"¿Por qué la proteges?", pregunté, prescindiendo de cualquier pretensión de civilidad. "Si no significa nada, ¿por qué esconderla?".
Se giró, su rostro grabado con un cansancio que llegaba hasta los huesos. "Casi, por favor. Déjalo ya".
"Lo haré", dije, caminando hacia su escritorio y colocando una copia recién impresa del acuerdo de divorcio sobre el secante de cuero. "Firma esto, y nunca más tendrás que oír su nombre de mis labios".
Miró los papeles, luego de vuelta a mí. Una sonrisa lenta y triste tocó sus labios. Era la sonrisa de un hombre que sabía que tenía todas las cartas. Recogió el documento, pero no para firmarlo. Con un solo movimiento decisivo, lo partió por la mitad, luego en cuartos, dejando que los pedazos cayeran al suelo como copos de nieve.
"Te lo dije", dijo, su voz suave pero inflexible. "Solo hay una forma de que salgas de este matrimonio. Y es en un ataúd".
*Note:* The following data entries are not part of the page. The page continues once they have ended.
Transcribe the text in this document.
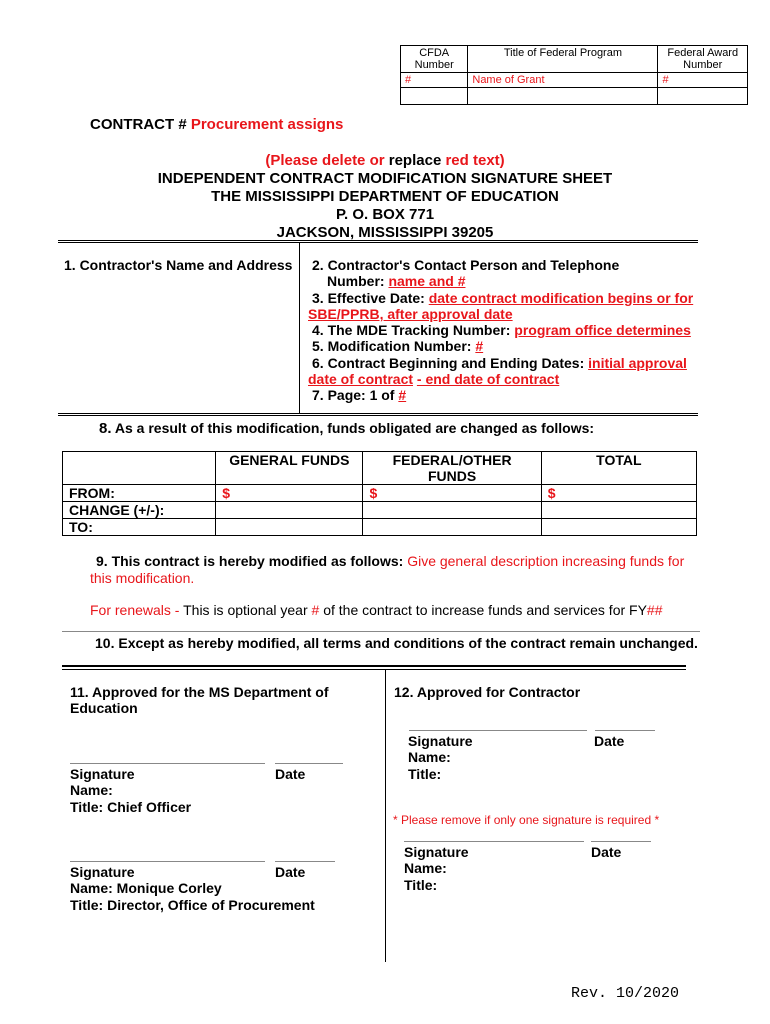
CFDA Number	Title of Federal Program	Federal Award Number
#	Name of Grant	#

CONTRACT # Procurement assigns
(Please delete or replace red text)
INDEPENDENT CONTRACT MODIFICATION SIGNATURE SHEET
THE MISSISSIPPI DEPARTMENT OF EDUCATION
P. O. BOX 771
JACKSON, MISSISSIPPI 39205
1. Contractor's Name and Address 2. Contractor's Contact Person and Telephone
Number: name and #
3. Effective Date: date contract modification begins or for
SBE/PPRB, after approval date
4. The MDE Tracking Number: program office determines
5. Modification Number: #
6. Contract Beginning and Ending Dates: initial approval
date of contract - end date of contract
7. Page: 1 of #
8. As a result of this modification, funds obligated are changed as follows:
	GENERAL FUNDS	FEDERAL/OTHER FUNDS	TOTAL
FROM:	$	$	$
CHANGE (+/-):			
TO:			
9. This contract is hereby modified as follows: Give general description increasing funds for this modification.
For renewals - This is optional year # of the contract to increase funds and services for FY##
10. Except as hereby modified, all terms and conditions of the contract remain unchanged.
11. Approved for the MS Department of Education
Signature
Name:
Title: Chief Officer
Date
Signature
Name: Monique Corley
Title: Director, Office of Procurement
Date
12. Approved for Contractor
Signature
Name:
Title:
Date
* Please remove if only one signature is required *
Signature
Name:
Title:
Date
Rev. 10/2020
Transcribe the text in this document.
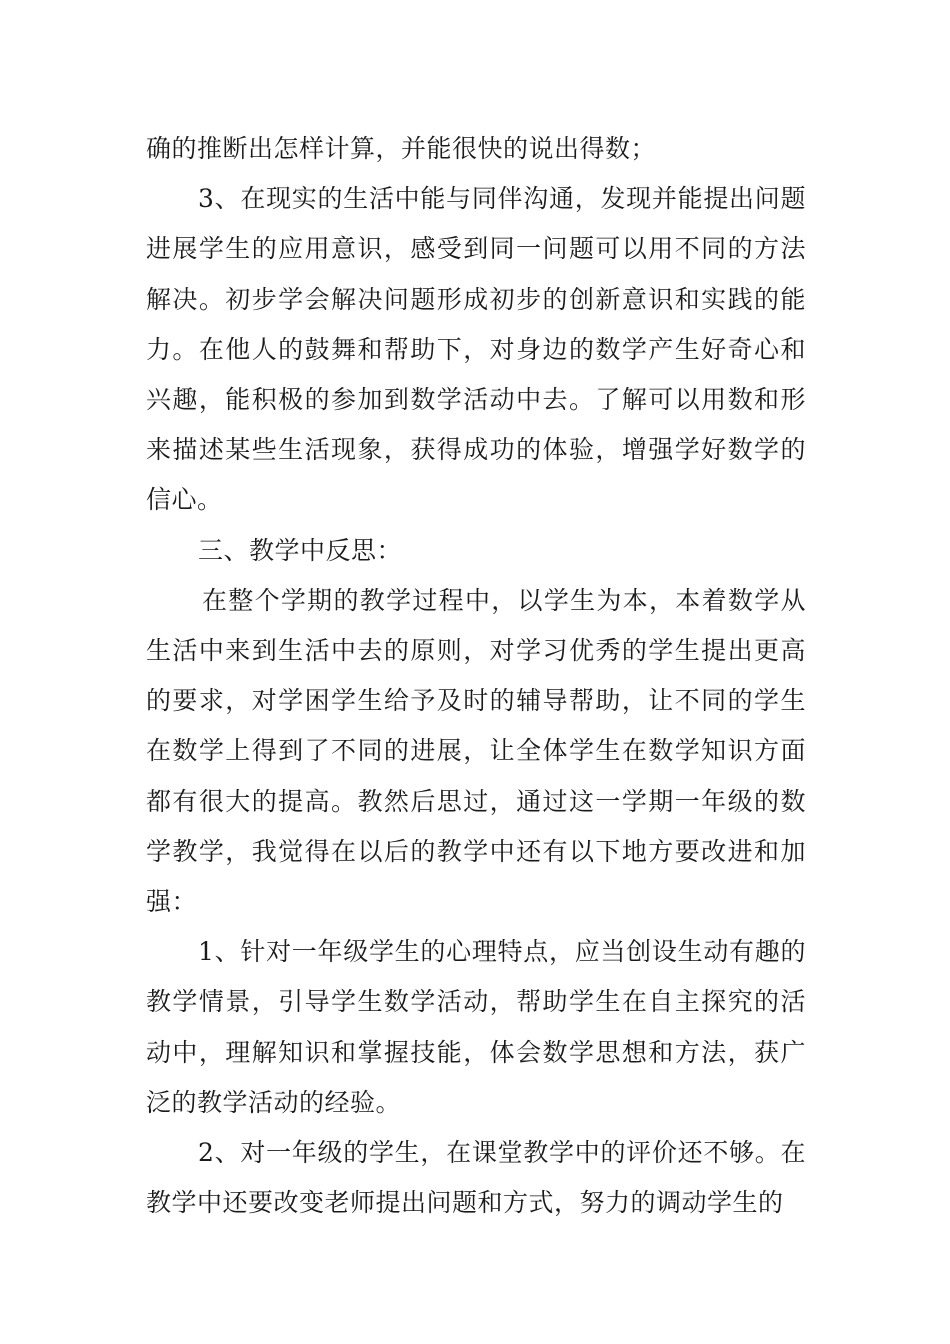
确的推断出怎样计算，并能很快的说出得数；

3、在现实的生活中能与同伴沟通，发现并能提出问题进展学生的应用意识，感受到同一问题可以用不同的方法解决。初步学会解决问题形成初步的创新意识和实践的能力。在他人的鼓舞和帮助下，对身边的数学产生好奇心和兴趣，能积极的参加到数学活动中去。了解可以用数和形来描述某些生活现象，获得成功的体验，增强学好数学的信心。

三、教学中反思：

在整个学期的教学过程中，以学生为本，本着数学从生活中来到生活中去的原则，对学习优秀的学生提出更高的要求，对学困学生给予及时的辅导帮助，让不同的学生在数学上得到了不同的进展，让全体学生在数学知识方面都有很大的提高。教然后思过，通过这一学期一年级的数学教学，我觉得在以后的教学中还有以下地方要改进和加强：

1、针对一年级学生的心理特点，应当创设生动有趣的教学情景，引导学生数学活动，帮助学生在自主探究的活动中，理解知识和掌握技能，体会数学思想和方法，获广泛的教学活动的经验。

2、对一年级的学生，在课堂教学中的评价还不够。在教学中还要改变老师提出问题和方式，努力的调动学生的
Algo dentro de mí se rompió. El frágil hilo de control al que me había estado aferrando durante días simplemente... se quebró. Agarré el pesado pisapapeles de cristal de su escritorio y se lo arrojé a la cabeza. Se agachó justo a tiempo, y se estrelló contra la ventana detrás de él, creando una telaraña de grietas en el vidrio reforzado.
Antes de que pudiera reaccionar, tomé un abrecartas del escritorio, una hoja de plata de ley, afilada y delgada. Me abalancé sobre él, el acero pulido brillando bajo la luz de la lámpara.
Atrapó mi muñeca, su agarre como hierro. La hoja se detuvo a un centímetro de su corazón. Nos quedamos allí, encerrados en un abrazo mortal, nuestros pechos agitándose. Sus ojos buscaron los míos, no con miedo, sino con una confusión desesperada y suplicante.
"¿De verdad crees que no lo haré?", susurré, mi voz temblando con una mezcla de rabia y dolor.
Su mano se apretó sobre la mía, obligando a mis propios dedos a aferrarse con más fuerza a la empuñadura del abrecartas. Nuestras manos temblaban juntas, un temblor violento y compartido.
"Es tu elección, Alejandro", dije entre dientes, empujando contra su resistencia. "O me das el divorcio, o me convierto en tu viuda. De una forma u otra, voy a salir de esto".
Por un largo momento, estuvimos congelados en ese punto muerto. Entonces, su expresión cambió. La resistencia en su brazo se aflojó. Guió mi mano, y la punta de la hoja, hacia su propio hombro.
"No", dijo, su voz un susurro desgarrado. Con un movimiento repentino e impactante, empujó mi mano hacia adelante.
Sentí la hoja hundirse en su carne. Una punción aguda y repugnante. Un jadeo escapó de mis labios mientras él la clavaba más profundo, su rostro contorsionándose de dolor. La sangre, oscura y espesa, floreció a través de la tela de su camisa blanca, empapándola en una mancha carmesí que se expandía rápidamente.
Una sola gota salpicó mi mejilla, cálida y pegajosa.
"No voy a dejar que te mueras primero, Casi", dijo con voz ahogada, sus ojos fijos en los míos, llenos de una devoción aterradora y retorcida. "Nunca".
Arranqué la hoja, un sonido visceral y desgarrador que me revolvió el estómago. Soltó un gemido bajo, tropezando hacia atrás contra el escritorio.
El olor metálico de su sangre llenó mis fosas nasales, espeso y empalagoso. Era el mismo olor de esa noche en la colonia. El olor de mi libertad. El olor de su pecado. El olor de nosotros.
Mi cabeza daba vueltas. La habitación se inclinó. El pasado y el presente chocaban en una ola sangrienta y horrible.
"No...", tartamudeé, retrocediendo, mis manos temblando incontrolablemente. Sostuve el abrecartas ensangrentado como para protegerme de él. "No me toques".
Me observó, su rostro pálido, su respiración entrecortada. No intentó detenerme mientras salía a trompicones del estudio, dejándolo sangrando en la oscuridad. Huí por el pasillo, el sabor cobrizo de su sangre todavía en mis labios, una comunión profana que nos unía, incluso en nuestra destrucción mutua.